Embora justifique suas ações com a proteção à minoria drusa, Israel é hostil a qualquer presença militar perto de sua fronteira com a Síria, região onde ficam as Colinas de Golã, território sírio controlado por Tel Aviv desde a Guerra dos Seis Dias, em 1967.
Nesta quarta (16), no terceiro dia consecutivo de ataques ao país vizinho, Tel Aviv bombardeou os arredores do Palácio Presidencial, em Damasco, e o Ministério da Defesa, destruindo parte do prédio e matando ao menos cinco funcionários, segundo um profissional de saúde que falou com a Reuters. "Não permitiremos que o sul da Síria se torne um reduto do terror", disse o chefe do Estado-Maior militar de Israel, Eyal Zamir.

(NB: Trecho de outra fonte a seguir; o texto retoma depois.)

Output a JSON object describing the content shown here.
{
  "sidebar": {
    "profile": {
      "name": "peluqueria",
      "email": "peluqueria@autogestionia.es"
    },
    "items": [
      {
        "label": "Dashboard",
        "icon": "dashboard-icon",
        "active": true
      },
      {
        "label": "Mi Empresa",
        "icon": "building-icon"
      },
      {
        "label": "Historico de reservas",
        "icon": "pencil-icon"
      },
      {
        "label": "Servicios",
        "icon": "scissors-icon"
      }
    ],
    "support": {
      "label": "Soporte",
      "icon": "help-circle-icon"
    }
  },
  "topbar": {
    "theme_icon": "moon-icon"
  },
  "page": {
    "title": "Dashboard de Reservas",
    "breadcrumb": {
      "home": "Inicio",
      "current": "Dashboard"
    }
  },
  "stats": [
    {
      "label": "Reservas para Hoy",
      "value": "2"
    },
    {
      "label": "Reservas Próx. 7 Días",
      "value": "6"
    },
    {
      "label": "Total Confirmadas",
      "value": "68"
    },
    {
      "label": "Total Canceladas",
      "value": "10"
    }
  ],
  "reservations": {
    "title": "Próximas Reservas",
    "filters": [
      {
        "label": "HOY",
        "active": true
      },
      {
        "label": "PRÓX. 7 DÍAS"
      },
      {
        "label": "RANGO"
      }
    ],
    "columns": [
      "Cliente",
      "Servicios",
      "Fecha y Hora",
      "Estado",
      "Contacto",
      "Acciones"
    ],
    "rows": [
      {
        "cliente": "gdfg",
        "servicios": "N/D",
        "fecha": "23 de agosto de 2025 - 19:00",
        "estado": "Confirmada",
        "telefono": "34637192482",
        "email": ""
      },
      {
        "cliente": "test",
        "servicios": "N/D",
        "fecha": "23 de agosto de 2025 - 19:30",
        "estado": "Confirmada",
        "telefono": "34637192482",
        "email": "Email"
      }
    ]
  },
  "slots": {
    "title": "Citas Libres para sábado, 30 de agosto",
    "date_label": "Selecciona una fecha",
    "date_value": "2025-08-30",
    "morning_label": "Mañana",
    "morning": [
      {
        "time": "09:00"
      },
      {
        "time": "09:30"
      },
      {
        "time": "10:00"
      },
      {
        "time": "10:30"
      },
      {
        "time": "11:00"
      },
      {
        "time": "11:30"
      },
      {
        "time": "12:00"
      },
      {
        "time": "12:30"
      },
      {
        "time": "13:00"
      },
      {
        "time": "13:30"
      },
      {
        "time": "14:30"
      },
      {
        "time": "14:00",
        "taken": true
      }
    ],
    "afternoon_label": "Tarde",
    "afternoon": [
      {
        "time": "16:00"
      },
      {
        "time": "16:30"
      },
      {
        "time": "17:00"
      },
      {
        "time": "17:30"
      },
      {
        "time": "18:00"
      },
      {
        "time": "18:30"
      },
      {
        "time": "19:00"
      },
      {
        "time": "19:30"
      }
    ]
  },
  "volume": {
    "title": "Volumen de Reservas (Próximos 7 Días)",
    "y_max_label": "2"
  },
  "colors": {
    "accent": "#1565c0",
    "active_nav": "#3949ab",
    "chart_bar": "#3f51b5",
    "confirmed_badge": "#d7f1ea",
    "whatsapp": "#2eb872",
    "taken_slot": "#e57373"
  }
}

Os ataques dificultaram os esforços da Síria para encontrar e destruir arsenais de armas químicas acumulados durante o regime de Assad, disse Ibrahim Olabi, um assessor do governo, nesta quinta. Uma visita de inspetores da OPAQ (Organização para a Proibição de Armas Químicas) já teve que ser adiada, afirmou ele.
A comunidade internacional reprovou a ofensiva —duas pessoas familiarizadas com o assunto falaram à Reuters que um comboio blindado com diplomatas ocidentais passava perto do Ministério da Defesa quando Israel atingiu o prédio com mísseis.
Nesta quinta, após ONU e União Europeia se manifestarem, a Rússia, aliada de Assad, se disse preocupada com a onda de violência no sul e condenou os bombardeios israelenses.
"Esses ataques, que constituem uma grave violação da soberania do país e do direito internacional, merecem forte condenação", afirmou o Ministério das Relações Exteriores de Moscou. "Estamos convencidos de que o caminho para a solução deste problema passa pelo diálogo e pelo fortalecimento da unidade nacional."
Sharaa creditou a mediação árabe, turca e americana por salvar a região "de um destino incerto". Na quarta, o secretário de Estado dos Estados Unidos, Marco Rubio, anunciou que os dois lados haviam concordado em acabar com "essa situação preocupante e horrível". Embora seja o principal aliado de Israel, Washington também busca uma aproximação com as novas autoridades sírias —em maio, o presidente americano, Donald Trump, se reuniu com seu homólogo de Damasco.